August 13, 2018
You may be surprised to learn that in spite of the praise we receive for our nation’s health care, Canada does not in fact have a singular, unified health system. Each province or territory governs their own set of health care plans, making it difficult to determine where Canadians might be falling through the gaps.
Greg Marchildon, a professor at the Institute of Health Policy, Management and Evaluation, and founder and director of the North American Observatory on Health Systems and Policies has launched a new book series profiling provincial and territorial health systems in partnership with U of T Press. The main goal of these books is to provide the public and researchers with a deeper understanding of our country’s varied approaches to health care.
Following the recent publication of the third book in the series, Nova Scotia: A Health System Profile, IHPME Communications Coordinator Rebecca Biason spoke with Marchildon about the significance of the series, discoveries made throughout the process, and the importance of making residents across the country aware of how their health systems function.
What are some of the challenges or consequences that Canada’s fragmented health system poses for health system researchers and the public?
According to some standards, Canada is ranked as one of the most decentralized federations with respect to its health care system. With the provincial ministries of health determining the structure of how health is funded or provided, it makes it difficult to compare Canada as a whole to other countries. You are far better off comparing Ontario to Denmark or Germany if you want to make a comparative analysis.

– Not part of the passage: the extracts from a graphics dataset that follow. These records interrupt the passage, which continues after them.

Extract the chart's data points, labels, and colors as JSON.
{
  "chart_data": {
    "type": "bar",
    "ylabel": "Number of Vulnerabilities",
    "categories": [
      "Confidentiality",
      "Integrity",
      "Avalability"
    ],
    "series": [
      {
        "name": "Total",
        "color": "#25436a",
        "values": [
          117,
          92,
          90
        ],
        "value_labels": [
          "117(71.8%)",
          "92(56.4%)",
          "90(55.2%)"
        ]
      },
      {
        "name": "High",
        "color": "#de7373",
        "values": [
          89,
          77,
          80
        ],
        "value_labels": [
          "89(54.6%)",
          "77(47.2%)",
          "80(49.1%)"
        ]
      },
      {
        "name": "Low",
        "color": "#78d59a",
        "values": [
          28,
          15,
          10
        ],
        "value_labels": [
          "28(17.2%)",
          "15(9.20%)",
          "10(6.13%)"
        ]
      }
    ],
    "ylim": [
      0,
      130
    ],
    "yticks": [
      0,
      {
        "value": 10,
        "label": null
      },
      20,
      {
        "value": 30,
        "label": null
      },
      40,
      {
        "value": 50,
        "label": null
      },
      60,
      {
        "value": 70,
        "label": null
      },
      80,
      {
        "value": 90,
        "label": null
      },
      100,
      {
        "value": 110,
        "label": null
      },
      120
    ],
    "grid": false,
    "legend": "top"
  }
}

As a country we do operate under some national rules, including the five criteria outlined by the Canada Health Act, but in terms of delivery and implementation of health services, that is entirely the province’s responsibility. So, if you want to understand how the system is working, you need to get at it from the provincial level, yet there are so few studies that provide either an overview of how a single province works, or how provinces compare to one another. The books in this series will try to do both, provide a description and analysis of the provincial or territorial health system, and where possible, make comparisons with others.
You have already published two profiles, one on Saskatchewan and one on Nunavut, was there anything about these health systems that stood out or surprised you in any way?
I didn’t anticipate it, but there were actually two things that stood out to me from each jurisdiction. I had not realized the extent to which Saskatchewan was a first mover in terms of regionalizing reforms in addition to its long recognition as one of the first provinces to implement Medicare in Canada in the 1950’s. While it has also led the way in terms of organizational reforms in the 1990’s it has since fallen very far behind, particularly with respect to primary care.
In Nunavut, it is difficult to recruit physicians to practice that far north and as a result, they operate on a nurse-based primary care system, something usually considered to be a second choice. Yet, this practice has created a very consistent and available primary care system for them, in some respects better than what is available in most provinces. However, they do have their own fair share of problems. Prior to conducting this study, I had been unaware of the deep effects of their employee turnover. People are changing jobs or leaving positions after six months, and often positions are left open for a year or more because they have difficulty finding replacements.
With respect to the most recent publication on Nova Scotia, were there any key highlights that stood out from this profile?
Perhaps one of the most interesting aspects is that the administrator of the universal medical insurance in Nova Scotia is not the provincial government, it is a not-for-profit non-governmental organization. Usually when we talk about single-payer financing of health systems we are referring to the government, but that is clearly not always the case.
Another key highlight is the extent to which Nova Scotia’s aging population is imposing significant extra costs on the delivery of health care services. When you think about it, the cost of dying is actually very high. In the last eight months of our life, we become high-cost users of the health system receiving numerous interventions, or dying in hospital. Even as we age, we absorb more health services such as with hip and knee replacements, and of course, long-term care can be very expensive. In this case, Nova Scotia is running a more expensive health system than most provinces as demographically speaking they have the oldest population with low rates of immigration and low birth rates. There is a real opportunity for the rest of the country to learn from Nova Scotia’s response to the complex needs of their population.
What are you hoping this series will offer to both students, the public, and policy makers at the government level?
Number one, for the public, a readable introduction and explanation of the health system in which they live, work, and obtain services. Number two, for administrators and decision makers to see how they fit into the system as a whole, and number three, for students, the option to use these books as a learning tool on a regular basis, so that they can focus on the provincial or territorial levels of health in order to further understand the workings of the system.
We also want to make these books accessible. We have an agreement with University of Toronto Press, after each book has been in circulation for a year, we will make them available for free online via the North American Observatory on Health Systems and Policies website. We are hoping that ultimately this is going to benefit decision makers, providers and the public, so that there will be more demand for improvements to our health systems, and we will be more capable of drawing upon lessons from across the provinces to lead improvements and change.